Gov. Jim Gibbons and first lady Dawn Gibbons spent about three hours in a closed-door Reno courtroom Thursday going over issues to be resolved in their pending divorce case.
The status conference before Family Court Judge Frances Doherty resulted in some progress but the process has been complicated because the first-term Republican governor broke an agreement to not talk publicly about the case, Dawn Gibbons' lawyer, Cal Dunlap, said today.
Gary Silverman, the governor's attorney in the divorce case, didn't immediately return calls seeking comment. Gibbons told reporters Thursday as he left the courtroom that he would have no comment about the proceedings. Dawn Gibbons also didn't comment.
Dunlap said Gibbons' breaking of the agreement to not talk means the governor can no longer have the case sealed. After Gibbons filed for divorce in May, citing incompatibility, Dawn Gibbons moved for public proceedings, saying the governor was involved with another woman and relied on an unconstitutional law in getting a Carson City judge to seal the case.

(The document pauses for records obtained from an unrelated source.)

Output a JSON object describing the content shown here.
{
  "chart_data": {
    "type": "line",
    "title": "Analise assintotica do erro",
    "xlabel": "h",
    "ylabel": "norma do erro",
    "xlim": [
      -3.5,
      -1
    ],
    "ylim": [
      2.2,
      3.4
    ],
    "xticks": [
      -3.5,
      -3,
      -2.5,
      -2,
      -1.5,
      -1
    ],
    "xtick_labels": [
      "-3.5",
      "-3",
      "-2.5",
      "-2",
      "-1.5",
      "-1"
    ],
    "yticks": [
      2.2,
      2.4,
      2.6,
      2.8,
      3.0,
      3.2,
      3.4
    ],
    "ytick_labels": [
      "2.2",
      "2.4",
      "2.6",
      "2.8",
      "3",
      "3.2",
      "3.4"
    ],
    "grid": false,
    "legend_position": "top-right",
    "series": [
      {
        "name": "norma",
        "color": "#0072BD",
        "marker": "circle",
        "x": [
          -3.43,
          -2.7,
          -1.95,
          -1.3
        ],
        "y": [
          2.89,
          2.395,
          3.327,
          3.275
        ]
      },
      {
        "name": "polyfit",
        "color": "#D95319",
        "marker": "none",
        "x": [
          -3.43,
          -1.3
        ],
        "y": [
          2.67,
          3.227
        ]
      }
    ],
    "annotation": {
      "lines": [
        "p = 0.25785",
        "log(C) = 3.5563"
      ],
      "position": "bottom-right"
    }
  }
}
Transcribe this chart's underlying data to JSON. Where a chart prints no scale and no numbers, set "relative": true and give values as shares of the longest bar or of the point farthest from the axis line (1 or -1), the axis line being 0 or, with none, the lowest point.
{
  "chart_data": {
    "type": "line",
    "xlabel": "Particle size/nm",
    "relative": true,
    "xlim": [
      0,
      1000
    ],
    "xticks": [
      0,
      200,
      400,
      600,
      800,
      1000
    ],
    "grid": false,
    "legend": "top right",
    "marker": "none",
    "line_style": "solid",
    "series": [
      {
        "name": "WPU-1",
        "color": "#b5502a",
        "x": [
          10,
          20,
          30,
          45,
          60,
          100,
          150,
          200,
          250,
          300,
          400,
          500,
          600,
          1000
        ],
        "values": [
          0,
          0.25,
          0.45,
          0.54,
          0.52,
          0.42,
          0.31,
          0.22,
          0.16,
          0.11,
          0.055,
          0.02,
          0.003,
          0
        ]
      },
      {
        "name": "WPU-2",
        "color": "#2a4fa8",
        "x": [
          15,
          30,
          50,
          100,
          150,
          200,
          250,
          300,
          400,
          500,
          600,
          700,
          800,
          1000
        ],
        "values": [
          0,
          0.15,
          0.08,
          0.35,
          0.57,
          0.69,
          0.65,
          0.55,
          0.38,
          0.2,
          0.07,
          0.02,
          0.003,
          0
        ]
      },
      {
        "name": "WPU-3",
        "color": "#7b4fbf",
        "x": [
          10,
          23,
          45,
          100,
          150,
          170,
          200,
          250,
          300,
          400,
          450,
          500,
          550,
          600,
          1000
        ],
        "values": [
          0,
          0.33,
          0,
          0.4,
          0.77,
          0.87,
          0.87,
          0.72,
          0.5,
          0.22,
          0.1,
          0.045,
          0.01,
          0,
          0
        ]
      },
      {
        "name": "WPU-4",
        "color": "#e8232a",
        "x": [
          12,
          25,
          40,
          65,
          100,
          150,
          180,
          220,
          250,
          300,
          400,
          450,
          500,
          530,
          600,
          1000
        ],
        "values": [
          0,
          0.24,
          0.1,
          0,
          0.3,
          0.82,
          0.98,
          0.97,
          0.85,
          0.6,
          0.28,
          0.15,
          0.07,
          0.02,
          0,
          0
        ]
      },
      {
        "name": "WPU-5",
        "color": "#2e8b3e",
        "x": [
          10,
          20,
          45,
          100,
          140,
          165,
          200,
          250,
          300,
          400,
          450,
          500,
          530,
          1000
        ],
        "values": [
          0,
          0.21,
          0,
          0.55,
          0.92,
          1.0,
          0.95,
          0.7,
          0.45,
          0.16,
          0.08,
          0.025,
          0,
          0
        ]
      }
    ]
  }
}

Gibbons, 63, has denied having any romantic involvements with other women, although he has been seen in public with two women who he has described as friends.
In June, Gibbons apologized for using a state-owned cell phone to send more than 860 text messages over several weeks last year to one of the women, the estranged wife of a Reno doctor. He denied that the messages were "love notes."
In July, Gibbons, who has been married to Dawn Gibbons for about 22 years, also told an interviewer that he doesn't want to be "a lonely governor" and plans on dating " but didn't have a girlfriend.
Dawn Gibbons, 54, is staying in a guest house on the grounds of the governor's mansion in Carson City. Gibbons has asked for a court order awarding him sole occupancy of the taxpayer-supported mansion and awarding his estranged wife occupancy of their Reno home.